Munroe Bergdorf: NSPCC explains transgender activist decision


Munroe BergdorfImage copyright
NSPCC/Getty Images

The NSPCC has said it cut ties with transgender activist Munroe Bergdorf because of Twitter statements she made which breached its safeguarding rules.

The children’s charity had appointed Ms Bergdorf as Childline’s “first LGBT+ campaigner” – but days after the announcement she was dropped.

Ms Bergdorf accused the NSPCC of giving in to pressure from transphobes.

But the charity said its decision was unrelated to her being transgender and it was an ally of the trans community.

However the NSPCC apologised for the way it ended the relationship with Ms Bergdorf, saying it “shouldn’t have cut ties in the way we did”.

“We should have been more thoughtful and caring about how we managed our relationship with her at the outset,” it added.

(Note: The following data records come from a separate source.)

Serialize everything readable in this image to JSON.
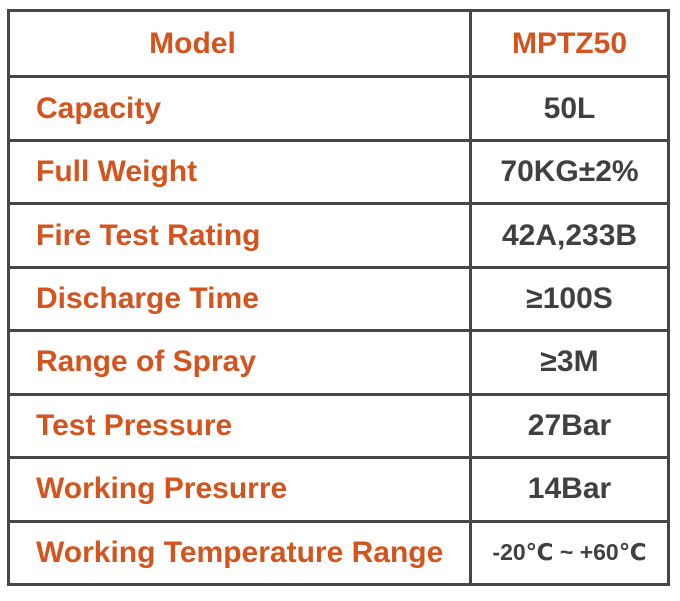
{
  "table": {
    "rows": [
      {
        "label": "Model",
        "value": "MPTZ50"
      },
      {
        "label": "Capacity",
        "value": "50L"
      },
      {
        "label": "Full Weight",
        "value": "70KG±2%"
      },
      {
        "label": "Fire Test Rating",
        "value": "42A,233B"
      },
      {
        "label": "Discharge Time",
        "value": "≥100S"
      },
      {
        "label": "Range of Spray",
        "value": "≥3M"
      },
      {
        "label": "Test Pressure",
        "value": "27Bar"
      },
      {
        "label": "Working Presurre",
        "value": "14Bar"
      },
      {
        "label": "Working Temperature Range",
        "value": "-20℃ ~ +60℃"
      }
    ],
    "colors": {
      "label_orange": "#d3541e",
      "value_gray": "#404040",
      "border_gray": "#474747",
      "background": "#ffffff"
    }
  }
}
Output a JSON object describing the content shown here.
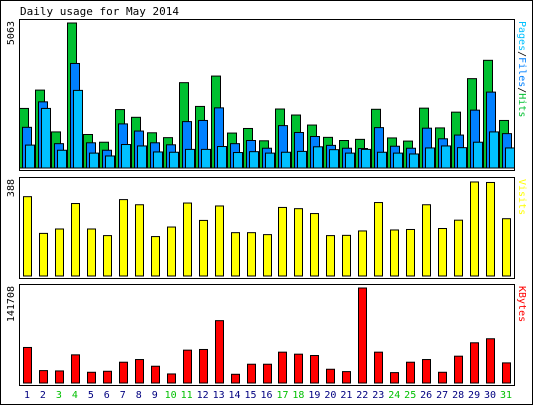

The charity said in a statement, released earlier this week, that it had tried to make direct contact with Ms Bergdorf before announcing it was removing her from the campaign, but was unable to do so and the announcement “should have been delayed”.

The statement came after more than 150 NSPCC staff wrote a letter in support for Ms Bergdorf to the charity’s bosses and trustees, saying they were “deeply disappointed” at how she had been treated.

‘She deserved better’

In the statement, charity chief executive Peter Wanless said: “We have let Munroe down in not supporting her through a process with us and in ending the relationship abruptly.

“It was our decision not hers and she deserved better from us.”

On the reason why Ms Bergdorf was dropped, Mr Wanless said: “The board decided an ongoing relationship with Munroe was inappropriate because of her statements on the public record, which we felt would mean that she was in breach of our own risk assessments and undermine what we are here to do.”

The statements – which it said were specific to safeguarding and equality – are understood to have been made on Twitter, when Ms Bergdorf had previously messaged young people directly offering them to contact to her for support.

Mr Wanless said it was a “lack of process that our organisation used when deciding to work with Munroe” which led to the decision to drop her.

Ms Bergdorf is seen as a leading figure within the LGBT+ community and transgender activism, but outside of these communities she has continually divided opinion, at times being forced to step down from opportunities following a social media backlash.

In 2017 she was sacked from her role as a model for cosmetics company L’Oreal, following claims she wrote that “all white people” are racist in a Facebook post.

Ms Bergdorf later said her comments had been taken out of context but said that she stood by her view that “all white people benefit from racism, with white privilege”.

The NSPCC said it decided to run the LGBTQ+ Childline campaign after figures show it handled more than 6,000 contacts from children with concerns about their sexuality or gender in the last year.

“We wanted to show our commitment and relevance as a trusted source of support for children and young people with these concerns by running a three-month campaign,” the charity said.

When she was announced as a campaigner, Ms Bergdorf had said she was “excited to have the opportunity to let more kids know that they are not alone in how they feel”.

But after Ms Bergdorf’s appointment was announced, a number of negative tweets followed.

After being dropped, Ms Bergdorf said she was “unbelievably sad”, and her spokesperson accused the charity of “bowing down to pressure from a transphobic lobby running a hate campaign”.